How does iron accumulation affect the brain over time? Some studies have reported unusually high levels of iron in the brains of people with Alzheimer’s disease (see Bartzokis et al., 1994), yet a recent meta-analysis found data on brain iron levels in AD patients to be widely varying and inconclusive (Schrag et al., 2011). Research on whether the HFE H63D variant associated with iron overload influences AD risk also seems controversial; some studies found the polymorphism accelerates AD onset (Alizadeh et al., 2009; Sampietro et al., 2001; Combarros et al., 2003), while a meta-analysis points to a protective role (see Lin et al., 2011 and AlzGene HFE H63D meta-analysis).

Further illustrating the complex role of iron in AD, a recent study by Federica Giambattistelli, Campus Bio-Medico University, Rome, and colleagues suggested that the HFE H63D polymorphism may increase AD risk but only in people with signs of liver distress (Giambattistelli et al., 2011). “In other words, the dysfunction of the liver seemed to affect the ‘penetrance’ of the HFE damage,” Giambattistelli noted in an e-mail to ARF. A curious finding in the current study also complicates the iron story—in people with low serum transferrin (high brain iron), some brain regions were smaller, yet others were larger, compared to individuals with high transferrin levels.
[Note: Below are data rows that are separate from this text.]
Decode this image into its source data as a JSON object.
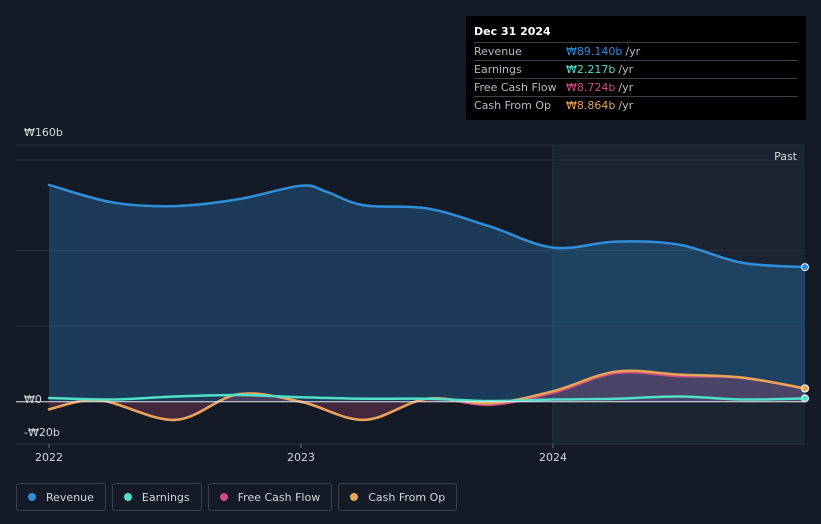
{
  "chart_data": {
    "type": "area",
    "y_ticks": [
      "₩160b",
      "₩0",
      "-₩20b"
    ],
    "ylim": [
      -20,
      160
    ],
    "x_ticks": [
      {
        "label": "2022",
        "x": 2022.0
      },
      {
        "label": "2023",
        "x": 2023.0
      },
      {
        "label": "2024",
        "x": 2024.0
      }
    ],
    "xlim": [
      2021.87,
      2024.99
    ],
    "past_label": "Past",
    "past_start": 2024.0,
    "series": [
      {
        "name": "Revenue",
        "color": "#2f8fdb",
        "fill": true,
        "points": [
          [
            2022.0,
            143.5
          ],
          [
            2022.25,
            132
          ],
          [
            2022.5,
            129.5
          ],
          [
            2022.75,
            134
          ],
          [
            2023.0,
            143
          ],
          [
            2023.1,
            139
          ],
          [
            2023.25,
            130
          ],
          [
            2023.5,
            128
          ],
          [
            2023.75,
            116
          ],
          [
            2024.0,
            102
          ],
          [
            2024.25,
            106
          ],
          [
            2024.5,
            104
          ],
          [
            2024.75,
            92
          ],
          [
            2025.0,
            89.14
          ]
        ]
      },
      {
        "name": "Earnings",
        "color": "#4fe0c8",
        "fill": false,
        "points": [
          [
            2022.0,
            2.5
          ],
          [
            2022.25,
            1.5
          ],
          [
            2022.5,
            3.5
          ],
          [
            2022.75,
            4.5
          ],
          [
            2023.0,
            3
          ],
          [
            2023.25,
            2
          ],
          [
            2023.5,
            2
          ],
          [
            2023.75,
            0.5
          ],
          [
            2024.0,
            1.5
          ],
          [
            2024.25,
            2
          ],
          [
            2024.5,
            3.5
          ],
          [
            2024.75,
            1.5
          ],
          [
            2025.0,
            2.217
          ]
        ]
      },
      {
        "name": "Free Cash Flow",
        "color": "#cf4c84",
        "fill": true,
        "points": [
          [
            2022.0,
            -5
          ],
          [
            2022.2,
            1
          ],
          [
            2022.5,
            -12
          ],
          [
            2022.75,
            5
          ],
          [
            2023.0,
            0
          ],
          [
            2023.25,
            -12
          ],
          [
            2023.5,
            2
          ],
          [
            2023.75,
            -2
          ],
          [
            2024.0,
            6
          ],
          [
            2024.25,
            19
          ],
          [
            2024.5,
            17
          ],
          [
            2024.75,
            16
          ],
          [
            2025.0,
            8.724
          ]
        ]
      },
      {
        "name": "Cash From Op",
        "color": "#e8a558",
        "fill": false,
        "points": [
          [
            2022.0,
            -5
          ],
          [
            2022.2,
            1
          ],
          [
            2022.5,
            -12
          ],
          [
            2022.75,
            5
          ],
          [
            2023.0,
            0
          ],
          [
            2023.25,
            -12
          ],
          [
            2023.5,
            2
          ],
          [
            2023.75,
            -1
          ],
          [
            2024.0,
            7
          ],
          [
            2024.25,
            20
          ],
          [
            2024.5,
            18
          ],
          [
            2024.75,
            16
          ],
          [
            2025.0,
            8.864
          ]
        ]
      }
    ]
  },
  "tooltip": {
    "date": "Dec 31 2024",
    "rows": [
      {
        "label": "Revenue",
        "value": "₩89.140b",
        "unit": "/yr",
        "color": "#2f8fdb"
      },
      {
        "label": "Earnings",
        "value": "₩2.217b",
        "unit": "/yr",
        "color": "#4fe0c8"
      },
      {
        "label": "Free Cash Flow",
        "value": "₩8.724b",
        "unit": "/yr",
        "color": "#cf4c84"
      },
      {
        "label": "Cash From Op",
        "value": "₩8.864b",
        "unit": "/yr",
        "color": "#e8a558"
      }
    ]
  },
  "legend": [
    {
      "label": "Revenue",
      "color": "#2f8fdb"
    },
    {
      "label": "Earnings",
      "color": "#4fe0c8"
    },
    {
      "label": "Free Cash Flow",
      "color": "#cf4c84"
    },
    {
      "label": "Cash From Op",
      "color": "#e8a558"
    }
  ]
}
This pattern initially surprised the authors, who predicted smaller brain volumes in people with low iron. However, Thompson noted, normal brain development involves, at certain points, rises and falls of growth in different regions, which might manifest as thinner cortex and smaller basal ganglia, but larger volumes for some of the deeper structures—“in short, a pattern of apparent losses as well as gains,” Thompson said. Iron may subtly affect these patterns. “And if a person’s development is slower than others, you can also end up with a pattern of excesses and deficits, and the location differs depending on when their brain development was affected.”

The next step is to see how H63D and other iron-related polymorphisms affect brain measures in larger cohorts—“tens of thousands of people, including elderly,” Thompson said. Toward this end, he and colleagues founded a genetics consortium called ENIGMA, which pooled more than 20,000 brain scans and genome scans from people around the globe. “This is a worldwide effort to find out which genes help or harm our brains as we age, and what they do to the brain,” Thompson said.—Esther Landhuis.